Swarthmore College

Marina Rojavin, Ph.D.

Spring 2006 (Russian 115)

 

THE   MANY   FACES   OF   THE   RUSSIAN   LITERARY   ANECDOTE

. Aleksey Antropov. Portrait of Catherine II the Great. . . .
A. Pushkin      Katherine II  Pavel I Peter the Great N. Gogol

This new course will explore the nature and evolution of the Russian anecdote that originated in ancient times in Old Rus. From Ivan the Terrible through Peter the Great, the anecdote persisted in spite of governmental censorship. The heyday of the Russian literary anecdote came in the first half of the nineteenth century. At that time, aristocrats told each other funny or curious stories and even rumors, describing various events, particularly about prominent figures in Russian culture and history. Whether it was about Katherine the Great and her favorites, or about her son romantic tsar Pavel I and his … nose, or about the greatest Russian poet Aleksandr Pushkin, who also kept a diary where he re-told stories heard at literary salons, balls, and friends’ parties, all of these people were personages of anecdotes.
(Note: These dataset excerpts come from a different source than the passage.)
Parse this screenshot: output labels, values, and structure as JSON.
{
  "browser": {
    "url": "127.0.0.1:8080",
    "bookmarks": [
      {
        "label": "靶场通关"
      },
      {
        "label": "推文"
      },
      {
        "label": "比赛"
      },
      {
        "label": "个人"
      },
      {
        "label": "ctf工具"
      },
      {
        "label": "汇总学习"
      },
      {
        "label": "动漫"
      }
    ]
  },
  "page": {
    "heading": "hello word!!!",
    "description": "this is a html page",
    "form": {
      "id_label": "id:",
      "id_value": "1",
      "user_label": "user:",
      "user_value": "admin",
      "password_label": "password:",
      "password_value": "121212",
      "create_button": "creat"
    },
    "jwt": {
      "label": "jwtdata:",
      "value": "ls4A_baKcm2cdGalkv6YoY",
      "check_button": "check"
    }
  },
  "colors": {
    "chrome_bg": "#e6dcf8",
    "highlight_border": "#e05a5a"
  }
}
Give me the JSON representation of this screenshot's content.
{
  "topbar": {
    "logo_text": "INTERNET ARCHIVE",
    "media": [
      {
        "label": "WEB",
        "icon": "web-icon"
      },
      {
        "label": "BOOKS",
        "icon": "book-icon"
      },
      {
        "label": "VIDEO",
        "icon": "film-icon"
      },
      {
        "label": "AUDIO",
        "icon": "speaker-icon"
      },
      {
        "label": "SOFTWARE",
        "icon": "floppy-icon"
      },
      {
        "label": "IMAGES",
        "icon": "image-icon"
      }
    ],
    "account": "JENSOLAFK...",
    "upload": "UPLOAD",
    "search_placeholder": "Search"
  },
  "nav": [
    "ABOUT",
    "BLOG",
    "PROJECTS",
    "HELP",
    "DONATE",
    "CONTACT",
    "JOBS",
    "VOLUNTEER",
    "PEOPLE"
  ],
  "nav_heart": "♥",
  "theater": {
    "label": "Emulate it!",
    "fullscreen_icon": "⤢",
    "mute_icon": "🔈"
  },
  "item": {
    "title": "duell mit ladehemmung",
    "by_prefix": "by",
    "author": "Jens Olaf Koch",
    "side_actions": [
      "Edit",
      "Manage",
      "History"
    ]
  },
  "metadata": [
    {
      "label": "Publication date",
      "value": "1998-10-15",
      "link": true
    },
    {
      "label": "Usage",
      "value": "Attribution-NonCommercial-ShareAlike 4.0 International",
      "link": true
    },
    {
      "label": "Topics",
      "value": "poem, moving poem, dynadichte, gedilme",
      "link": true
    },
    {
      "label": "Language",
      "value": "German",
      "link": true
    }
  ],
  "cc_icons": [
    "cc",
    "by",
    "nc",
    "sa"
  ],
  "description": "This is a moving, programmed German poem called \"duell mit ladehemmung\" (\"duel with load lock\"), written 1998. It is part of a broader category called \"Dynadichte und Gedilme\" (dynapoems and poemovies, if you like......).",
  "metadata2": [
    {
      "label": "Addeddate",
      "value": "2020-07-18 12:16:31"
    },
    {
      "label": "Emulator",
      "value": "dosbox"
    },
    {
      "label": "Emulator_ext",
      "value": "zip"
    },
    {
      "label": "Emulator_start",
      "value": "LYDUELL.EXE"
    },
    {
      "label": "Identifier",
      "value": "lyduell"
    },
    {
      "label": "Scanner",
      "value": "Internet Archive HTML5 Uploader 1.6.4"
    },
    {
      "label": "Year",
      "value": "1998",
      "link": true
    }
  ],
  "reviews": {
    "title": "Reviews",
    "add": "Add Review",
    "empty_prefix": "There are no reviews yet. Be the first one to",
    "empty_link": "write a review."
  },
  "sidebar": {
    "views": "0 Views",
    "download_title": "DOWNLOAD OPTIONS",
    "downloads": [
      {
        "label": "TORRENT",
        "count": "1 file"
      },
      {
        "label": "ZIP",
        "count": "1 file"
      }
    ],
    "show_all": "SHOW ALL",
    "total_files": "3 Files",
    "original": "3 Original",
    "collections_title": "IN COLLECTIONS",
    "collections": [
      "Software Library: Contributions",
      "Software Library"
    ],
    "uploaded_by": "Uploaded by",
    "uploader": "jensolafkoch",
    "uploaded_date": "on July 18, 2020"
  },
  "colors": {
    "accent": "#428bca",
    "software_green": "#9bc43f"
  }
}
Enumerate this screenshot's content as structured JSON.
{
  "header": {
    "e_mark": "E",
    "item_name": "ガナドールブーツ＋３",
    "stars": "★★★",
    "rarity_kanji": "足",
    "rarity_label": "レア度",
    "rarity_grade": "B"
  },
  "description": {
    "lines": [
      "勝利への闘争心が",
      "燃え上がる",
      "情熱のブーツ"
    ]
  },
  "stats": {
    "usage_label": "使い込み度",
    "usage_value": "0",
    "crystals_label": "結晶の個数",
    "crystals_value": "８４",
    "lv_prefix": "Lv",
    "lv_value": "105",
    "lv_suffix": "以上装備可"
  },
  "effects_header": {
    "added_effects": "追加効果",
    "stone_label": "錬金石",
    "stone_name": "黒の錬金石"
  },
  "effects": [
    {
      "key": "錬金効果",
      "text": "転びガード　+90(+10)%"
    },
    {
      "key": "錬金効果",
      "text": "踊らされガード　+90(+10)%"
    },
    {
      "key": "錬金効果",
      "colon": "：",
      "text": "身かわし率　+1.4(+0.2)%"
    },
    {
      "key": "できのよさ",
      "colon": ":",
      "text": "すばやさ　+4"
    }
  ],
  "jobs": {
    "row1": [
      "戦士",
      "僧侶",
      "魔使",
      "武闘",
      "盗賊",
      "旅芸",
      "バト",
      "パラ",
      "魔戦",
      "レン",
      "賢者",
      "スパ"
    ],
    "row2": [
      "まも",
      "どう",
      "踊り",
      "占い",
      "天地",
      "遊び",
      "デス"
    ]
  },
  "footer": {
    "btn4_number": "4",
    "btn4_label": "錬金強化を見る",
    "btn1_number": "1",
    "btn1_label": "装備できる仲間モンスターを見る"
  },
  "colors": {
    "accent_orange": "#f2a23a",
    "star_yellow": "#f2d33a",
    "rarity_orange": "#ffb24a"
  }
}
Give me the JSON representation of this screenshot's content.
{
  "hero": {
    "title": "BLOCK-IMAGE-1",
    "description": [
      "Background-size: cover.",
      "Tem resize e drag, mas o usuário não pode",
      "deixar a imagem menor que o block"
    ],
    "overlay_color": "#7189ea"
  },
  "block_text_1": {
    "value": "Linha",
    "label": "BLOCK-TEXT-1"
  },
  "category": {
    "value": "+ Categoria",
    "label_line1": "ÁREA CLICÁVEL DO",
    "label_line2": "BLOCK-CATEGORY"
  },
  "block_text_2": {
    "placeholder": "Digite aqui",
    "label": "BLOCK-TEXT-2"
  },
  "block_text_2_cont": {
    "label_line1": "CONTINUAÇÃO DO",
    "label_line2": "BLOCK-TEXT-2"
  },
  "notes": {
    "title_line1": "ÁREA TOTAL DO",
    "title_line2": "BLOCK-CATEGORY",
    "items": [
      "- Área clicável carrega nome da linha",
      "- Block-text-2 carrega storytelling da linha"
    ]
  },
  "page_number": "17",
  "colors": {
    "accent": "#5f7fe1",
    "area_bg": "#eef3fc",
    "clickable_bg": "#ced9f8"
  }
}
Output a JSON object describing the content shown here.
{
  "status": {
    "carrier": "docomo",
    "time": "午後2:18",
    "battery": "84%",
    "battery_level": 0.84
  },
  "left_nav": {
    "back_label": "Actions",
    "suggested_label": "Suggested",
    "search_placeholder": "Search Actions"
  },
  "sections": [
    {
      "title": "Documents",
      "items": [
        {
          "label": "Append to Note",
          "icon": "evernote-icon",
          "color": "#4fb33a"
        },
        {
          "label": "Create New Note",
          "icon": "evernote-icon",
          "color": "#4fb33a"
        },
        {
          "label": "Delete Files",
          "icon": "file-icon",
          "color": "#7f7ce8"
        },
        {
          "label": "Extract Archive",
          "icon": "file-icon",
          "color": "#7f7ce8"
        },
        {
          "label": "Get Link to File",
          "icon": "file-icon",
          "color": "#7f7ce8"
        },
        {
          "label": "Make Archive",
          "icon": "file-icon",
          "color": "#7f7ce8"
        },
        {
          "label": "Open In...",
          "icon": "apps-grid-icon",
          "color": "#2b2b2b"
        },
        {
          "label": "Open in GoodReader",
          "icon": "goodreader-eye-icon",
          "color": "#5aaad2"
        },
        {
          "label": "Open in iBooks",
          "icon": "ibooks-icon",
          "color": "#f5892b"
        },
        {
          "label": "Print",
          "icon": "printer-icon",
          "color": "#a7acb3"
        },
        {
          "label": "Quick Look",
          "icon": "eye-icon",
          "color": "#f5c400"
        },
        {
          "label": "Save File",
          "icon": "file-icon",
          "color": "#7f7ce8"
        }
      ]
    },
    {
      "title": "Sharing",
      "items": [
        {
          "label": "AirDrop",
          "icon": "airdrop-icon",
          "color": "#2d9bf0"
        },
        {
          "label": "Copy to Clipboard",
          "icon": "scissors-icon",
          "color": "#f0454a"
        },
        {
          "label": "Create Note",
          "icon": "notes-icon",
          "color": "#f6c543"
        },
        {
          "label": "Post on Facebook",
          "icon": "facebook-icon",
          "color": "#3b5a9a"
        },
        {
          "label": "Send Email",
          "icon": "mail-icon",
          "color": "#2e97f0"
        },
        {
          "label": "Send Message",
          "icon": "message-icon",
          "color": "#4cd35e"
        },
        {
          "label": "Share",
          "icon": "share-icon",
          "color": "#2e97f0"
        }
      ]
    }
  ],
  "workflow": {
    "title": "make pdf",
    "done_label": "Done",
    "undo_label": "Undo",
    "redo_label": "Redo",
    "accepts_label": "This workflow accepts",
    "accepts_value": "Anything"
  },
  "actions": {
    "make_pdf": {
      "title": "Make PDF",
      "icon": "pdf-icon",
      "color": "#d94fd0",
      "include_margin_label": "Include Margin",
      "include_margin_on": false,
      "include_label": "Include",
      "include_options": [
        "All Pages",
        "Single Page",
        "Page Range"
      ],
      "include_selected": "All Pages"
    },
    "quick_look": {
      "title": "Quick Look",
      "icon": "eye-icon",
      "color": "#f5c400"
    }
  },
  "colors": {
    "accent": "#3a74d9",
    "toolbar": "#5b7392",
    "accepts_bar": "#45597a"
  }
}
We will read the anecdotes and stories from chronicles and diaries of contemporaries of the Russian tsars, short stories of N. Gogol, F. Dostoevsky, L. Tolstoy that were based on real facts and were transformed into anecdotes. We will come full circle to the chronicles of the Soviet and post-Soviet times by S. Dovlatov and M. Veller about the realities of serving in the Red Army and the curious life on Nevsky Prospekt, the main street of St.-Petersburg.

We will watch the films  “Ivan Vasil’evich changes his occupation” and  “How Czar Peter the Great married off his moor” based on Pushkin’s novel that in its turn is based on real facts. We will learn how the same subject goes from one story to another, losing certain details and acquiring the new ones.